もう5年も前の文章だから、今の僕の表現とはずいぶん違っているけど、見返してみたら面白かったので、乗っけてみます。


03.07/14 「愛のゆえん。」
ソラリスのテーマは、愛や生や死といったものではなくって、その”ゆえん”となっている人間性そのものかもしれないです。 

それは、“ソラリス空間”(もしくは“ソラリス地平”)においては、死ぬことや生きることや道徳や倫理や反道徳や反倫理が、まったく渾然一体となって通用しなくなっているからです。

で、そうした“現実らしさ”(日常性や常識性)として了解されている部分がまったく通用しない場所では、どんな事柄が”意味になる”として成立してくるのでしょうか?

ソラリス空間で明るみに出されてくる事柄は、私たちにとって死ぬことや生きることや道徳や倫理や反道徳や反倫理が、“そうしたもの”として妥当されてくるその根源なのではないのでしょうか?
その根源って、勇気を持って共通了解用語で表現すると、“人間性”ってことになると思います。
(でも、“人間性”だと、なんか道徳的なニュアンスがあって、実はしっくりきてないです。

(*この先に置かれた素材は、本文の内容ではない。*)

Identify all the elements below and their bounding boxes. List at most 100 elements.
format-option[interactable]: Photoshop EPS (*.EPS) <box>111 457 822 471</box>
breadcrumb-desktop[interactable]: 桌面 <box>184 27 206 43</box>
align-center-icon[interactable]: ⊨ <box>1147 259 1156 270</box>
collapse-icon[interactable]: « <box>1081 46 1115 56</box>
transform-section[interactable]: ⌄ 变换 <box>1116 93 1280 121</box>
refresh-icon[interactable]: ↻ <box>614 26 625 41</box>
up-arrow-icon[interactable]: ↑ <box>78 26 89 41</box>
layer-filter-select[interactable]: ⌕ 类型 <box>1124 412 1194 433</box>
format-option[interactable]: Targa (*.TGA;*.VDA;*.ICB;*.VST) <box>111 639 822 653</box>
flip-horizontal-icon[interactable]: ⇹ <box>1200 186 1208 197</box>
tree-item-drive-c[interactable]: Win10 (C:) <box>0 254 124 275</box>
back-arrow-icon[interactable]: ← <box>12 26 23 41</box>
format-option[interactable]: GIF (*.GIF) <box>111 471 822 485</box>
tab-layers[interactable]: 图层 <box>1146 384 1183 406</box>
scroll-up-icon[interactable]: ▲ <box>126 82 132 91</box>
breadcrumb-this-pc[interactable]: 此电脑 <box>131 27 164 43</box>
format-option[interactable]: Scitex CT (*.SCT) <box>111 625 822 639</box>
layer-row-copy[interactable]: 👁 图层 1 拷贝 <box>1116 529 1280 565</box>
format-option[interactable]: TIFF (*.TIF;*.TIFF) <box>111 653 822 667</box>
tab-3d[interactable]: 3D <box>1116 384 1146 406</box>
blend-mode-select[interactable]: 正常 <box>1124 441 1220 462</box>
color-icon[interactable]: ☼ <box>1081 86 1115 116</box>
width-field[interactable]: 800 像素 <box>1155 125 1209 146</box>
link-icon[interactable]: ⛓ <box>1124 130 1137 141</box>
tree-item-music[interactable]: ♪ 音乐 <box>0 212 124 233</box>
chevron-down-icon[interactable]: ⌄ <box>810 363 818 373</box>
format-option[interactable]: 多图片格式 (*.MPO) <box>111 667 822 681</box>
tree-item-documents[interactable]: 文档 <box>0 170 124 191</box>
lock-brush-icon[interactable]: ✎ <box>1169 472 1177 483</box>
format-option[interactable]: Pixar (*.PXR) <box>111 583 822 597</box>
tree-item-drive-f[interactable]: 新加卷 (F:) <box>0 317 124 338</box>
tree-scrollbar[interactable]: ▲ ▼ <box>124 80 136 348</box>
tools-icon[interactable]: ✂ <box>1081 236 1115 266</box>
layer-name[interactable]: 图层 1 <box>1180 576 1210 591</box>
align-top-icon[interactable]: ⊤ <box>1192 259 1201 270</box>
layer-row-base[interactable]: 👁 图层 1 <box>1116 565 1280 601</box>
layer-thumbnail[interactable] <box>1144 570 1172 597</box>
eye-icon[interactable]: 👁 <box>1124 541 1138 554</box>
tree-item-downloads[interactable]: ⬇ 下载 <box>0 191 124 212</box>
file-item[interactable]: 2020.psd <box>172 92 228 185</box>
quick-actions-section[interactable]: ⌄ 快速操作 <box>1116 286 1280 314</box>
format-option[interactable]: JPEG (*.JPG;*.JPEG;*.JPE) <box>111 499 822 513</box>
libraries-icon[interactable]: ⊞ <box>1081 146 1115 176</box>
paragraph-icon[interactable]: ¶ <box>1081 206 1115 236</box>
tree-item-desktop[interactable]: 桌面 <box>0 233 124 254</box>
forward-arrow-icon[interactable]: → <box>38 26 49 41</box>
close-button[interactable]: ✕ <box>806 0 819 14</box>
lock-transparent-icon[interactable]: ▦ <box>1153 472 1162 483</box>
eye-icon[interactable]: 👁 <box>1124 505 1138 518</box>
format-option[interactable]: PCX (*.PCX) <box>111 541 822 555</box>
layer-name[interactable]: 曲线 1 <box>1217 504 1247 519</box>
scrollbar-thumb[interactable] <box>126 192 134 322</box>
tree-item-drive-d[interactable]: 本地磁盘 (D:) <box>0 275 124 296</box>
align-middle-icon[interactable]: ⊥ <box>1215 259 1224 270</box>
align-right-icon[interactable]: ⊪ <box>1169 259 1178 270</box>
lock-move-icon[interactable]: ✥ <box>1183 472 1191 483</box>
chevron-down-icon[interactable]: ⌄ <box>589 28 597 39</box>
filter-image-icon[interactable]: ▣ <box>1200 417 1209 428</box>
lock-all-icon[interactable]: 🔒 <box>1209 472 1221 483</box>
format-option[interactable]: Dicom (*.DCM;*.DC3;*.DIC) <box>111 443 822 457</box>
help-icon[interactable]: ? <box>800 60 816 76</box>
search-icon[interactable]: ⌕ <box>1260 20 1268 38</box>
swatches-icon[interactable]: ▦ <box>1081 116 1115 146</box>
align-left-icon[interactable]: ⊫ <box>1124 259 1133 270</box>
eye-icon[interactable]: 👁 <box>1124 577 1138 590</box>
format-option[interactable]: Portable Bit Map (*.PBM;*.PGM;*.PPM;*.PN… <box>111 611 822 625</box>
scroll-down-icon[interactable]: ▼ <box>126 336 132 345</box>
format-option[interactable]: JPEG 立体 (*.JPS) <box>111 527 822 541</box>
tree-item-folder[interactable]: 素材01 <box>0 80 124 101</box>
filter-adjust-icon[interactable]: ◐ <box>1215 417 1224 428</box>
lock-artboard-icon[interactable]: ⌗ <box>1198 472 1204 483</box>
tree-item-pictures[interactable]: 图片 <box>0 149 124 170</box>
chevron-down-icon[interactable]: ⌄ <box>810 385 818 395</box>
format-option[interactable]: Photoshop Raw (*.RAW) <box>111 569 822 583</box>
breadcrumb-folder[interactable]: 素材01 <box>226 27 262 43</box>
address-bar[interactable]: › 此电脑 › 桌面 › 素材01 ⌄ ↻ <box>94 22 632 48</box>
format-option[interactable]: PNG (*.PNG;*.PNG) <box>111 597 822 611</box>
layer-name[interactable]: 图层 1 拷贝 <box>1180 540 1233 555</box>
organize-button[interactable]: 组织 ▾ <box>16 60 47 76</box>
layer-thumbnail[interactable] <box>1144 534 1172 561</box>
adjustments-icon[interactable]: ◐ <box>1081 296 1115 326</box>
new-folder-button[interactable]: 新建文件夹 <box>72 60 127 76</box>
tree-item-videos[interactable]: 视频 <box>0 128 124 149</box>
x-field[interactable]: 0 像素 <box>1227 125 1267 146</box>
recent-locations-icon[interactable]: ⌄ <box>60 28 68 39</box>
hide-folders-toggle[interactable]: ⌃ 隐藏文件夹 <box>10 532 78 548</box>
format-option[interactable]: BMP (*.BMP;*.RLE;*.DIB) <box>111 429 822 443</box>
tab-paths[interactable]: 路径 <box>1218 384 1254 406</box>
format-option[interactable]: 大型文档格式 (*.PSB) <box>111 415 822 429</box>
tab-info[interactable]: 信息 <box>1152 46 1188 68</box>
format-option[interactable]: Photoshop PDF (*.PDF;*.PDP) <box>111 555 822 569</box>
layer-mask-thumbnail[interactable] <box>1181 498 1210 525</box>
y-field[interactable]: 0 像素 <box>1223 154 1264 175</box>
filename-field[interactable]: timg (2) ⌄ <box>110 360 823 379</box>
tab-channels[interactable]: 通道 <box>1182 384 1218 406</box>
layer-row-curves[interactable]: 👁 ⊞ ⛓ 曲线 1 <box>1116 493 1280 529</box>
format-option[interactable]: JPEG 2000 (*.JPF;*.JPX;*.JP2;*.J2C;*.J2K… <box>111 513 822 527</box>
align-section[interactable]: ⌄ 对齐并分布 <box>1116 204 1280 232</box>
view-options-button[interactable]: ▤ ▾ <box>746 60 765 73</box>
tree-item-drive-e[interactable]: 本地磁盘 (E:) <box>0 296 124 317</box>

)
その根源って、実はソラリスに行かなくっても、僕たちはすでに持っています。
しかし、自然的な状態では、そうした“感じ”は隠されてしまっています。 

では、なぜ隠されてしまっているのか?

そのヒントはゴードンにあります。
彼女はソラリス空間で、泣きながら、我々に“現実らしさ”として了解されている部分を振りかざします。

泣きながらです。

彼女は、意志の力で“現実らしさ”を利用し、それに事態を規定しようとするのです。

泣いているにもかかわらず・・・。

前回のメールで“現実らしさ”については述べましたが、“現実”について真摯な態度で接してみると、そこには二つの部分が渾然一体となっていることがわかります。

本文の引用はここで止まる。